1. That it rest upon a systematic body of knowledge and on the develop­ment of personal skills in the application of that knowledge to specific cases.
2. That it set up standards of professional conduct that take precedence over the goal of personal gain.
3. That it have an association of members whose functions include the enforcement of professional standards and the advancement and dissemination of knowledge.
4. And that it prescribe ways, controlled in some degree by the members of the professional association, of entering the profession by meeting certain minimum standards of training and competence. (p. 10)

Some feel that business schools have proceeded too far in pursuit of these goals.

Stanford business school professor Harold L. Leavitt says, "We have built a weird, almost unimaginable design for MBA-level education. We then lay it upon well-proportioned young men and women, distorting them (when we are unlucky enough to succeed) into critters with lopsided brains, icy hearts, and shrunken souls. (Silk, 1989, p. 9)

Although business schools are being harshly criticized today by even their own leaders for adhering too closely to the above guidelines, the state of business education at the time these reports were issued was characterized by low academic standards, low admission requirements, and low-caliber students (Silk, 1989, p. 9).
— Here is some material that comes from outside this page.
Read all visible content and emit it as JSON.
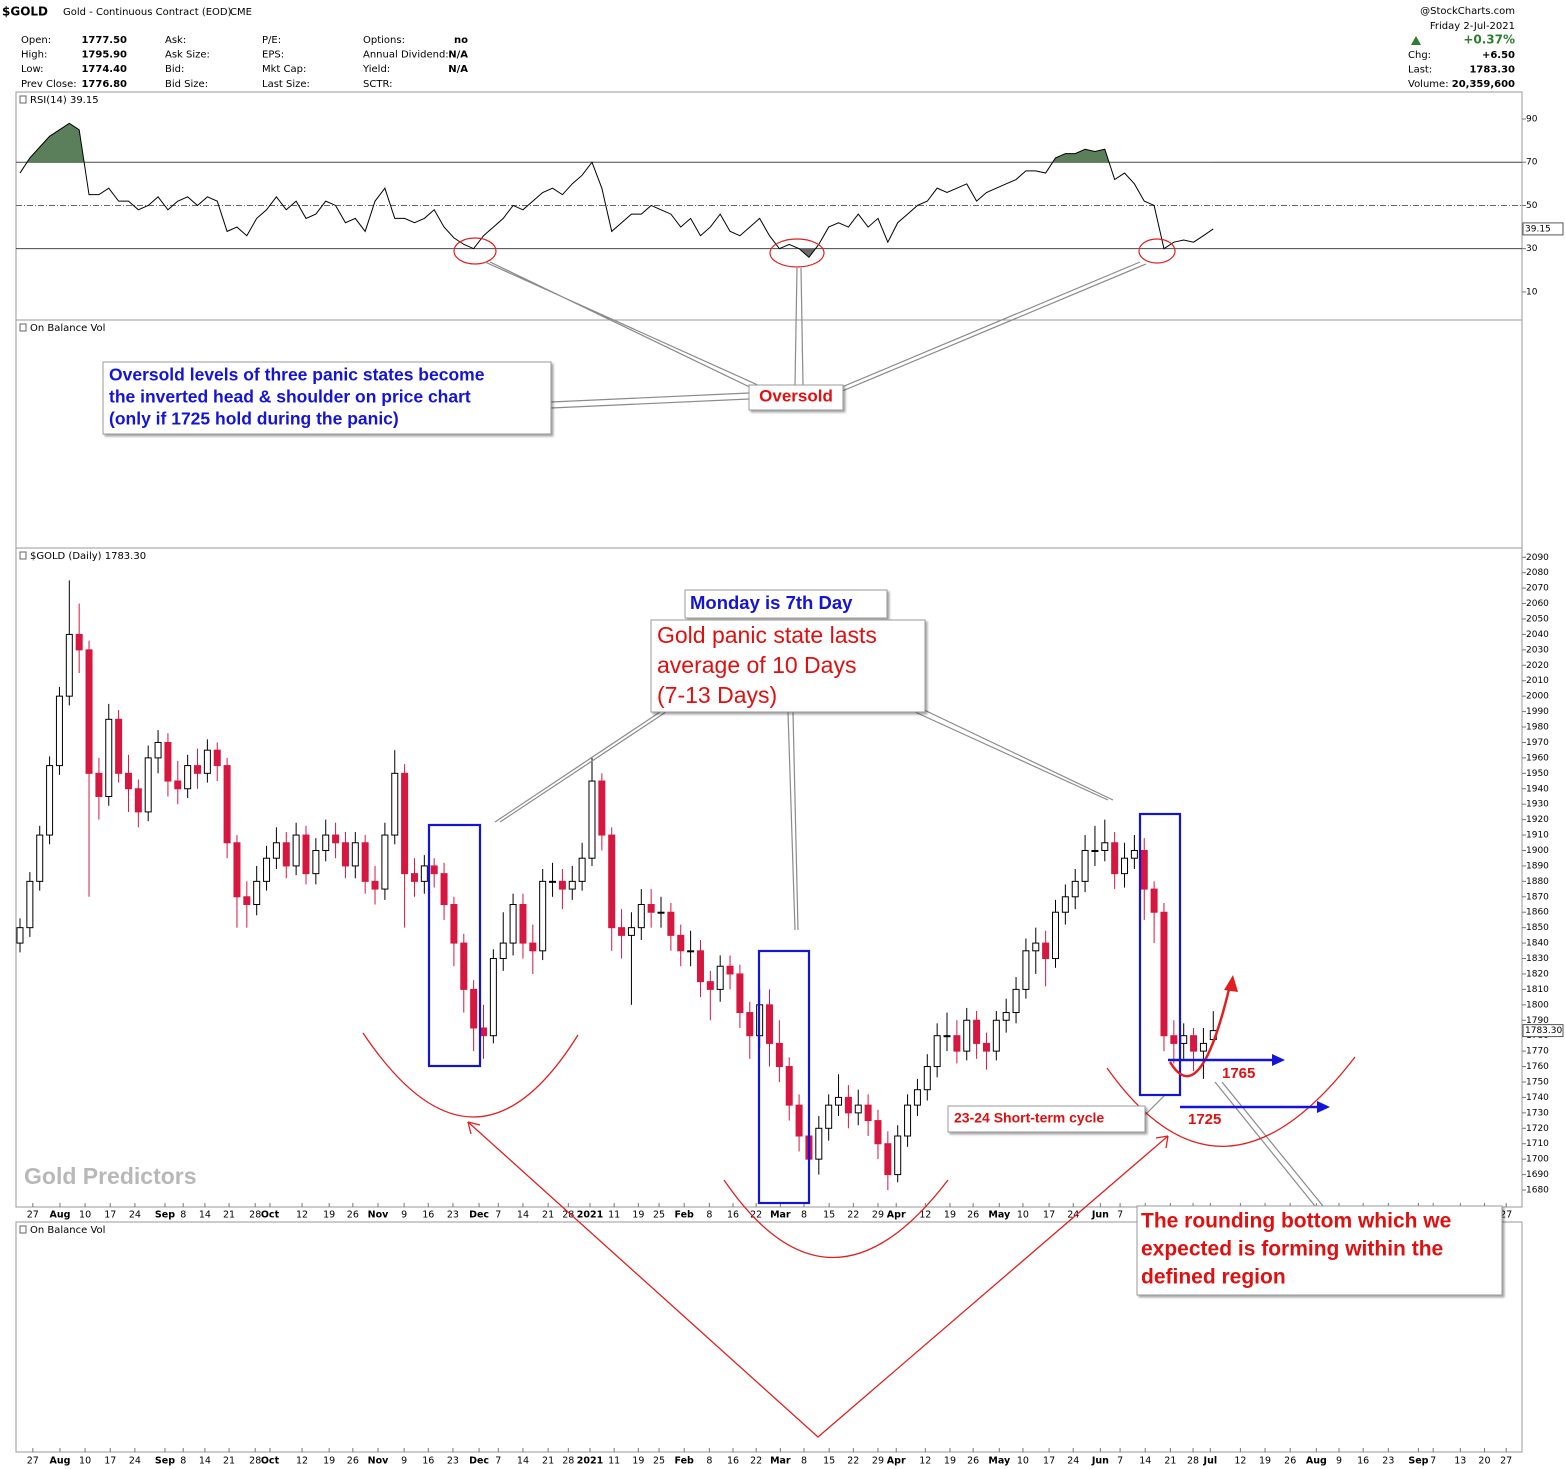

Adherence to the above four criteria has helped to transform business into a respectable, and respected, discipline. And although business may have gone too far in pursuing these criteria (as judged by its critics), the design field could use a push in this direction. In this same article, Silk quotes Professor Abraham Zaleznik of the Harvard Business School as saying, "Business is an art, and it is based on a person's gifts and talents. Fortunately, people have different qualities, and once they discover these talents, they should do their best to bring them to bear at work. This has been the problem with business schools - including my own. They don't understand that business is a talent." (Silk, 1989, p. 9)

Design as a discipline has the advantage of already realizing that it is a talent-
based field - an art. It shouldn't have to worry about going overboard in pursuit of "professional" status to the extent that has caused problems for business schools.
For the future, by developing the "academic" side of the design discipline, it then becomes possible for designers and marketers to share a common culture as an alternative to the traditional divide (Callaway, 1990). Design schools that are part of larger liberal-­arts institutions may have an advantage in this area in the future because of their long­standing academic and research traditions.

A call has been made for design schools to standardize their curricula and establish standards for accreditation (de Forest, 1989; Wefler & Associates, No. 27). This would need to be accompanied by identifying common management elements within the various design disciplines and defining course areas and requirements. Leaders of design as an academic discipline, as well as practitioners, need to work to develop quantitative design decision models. Some evidence that the field is beginning to pursue these goals is provided by Patrick Whitney, director of the Institute of Design (Kent, 1992) and Larry Keeley (1992), who are both working on developing formal theories, methods, processes and models to solve design problems.

As business education prepares to swing back from its extreme position, design must be prepared to meet it halfway, enabling management students to understand the critical role of design and enabling design students to see the potential role of the designer in corporate strategy. A partnership can be forged for the benefit of everyone.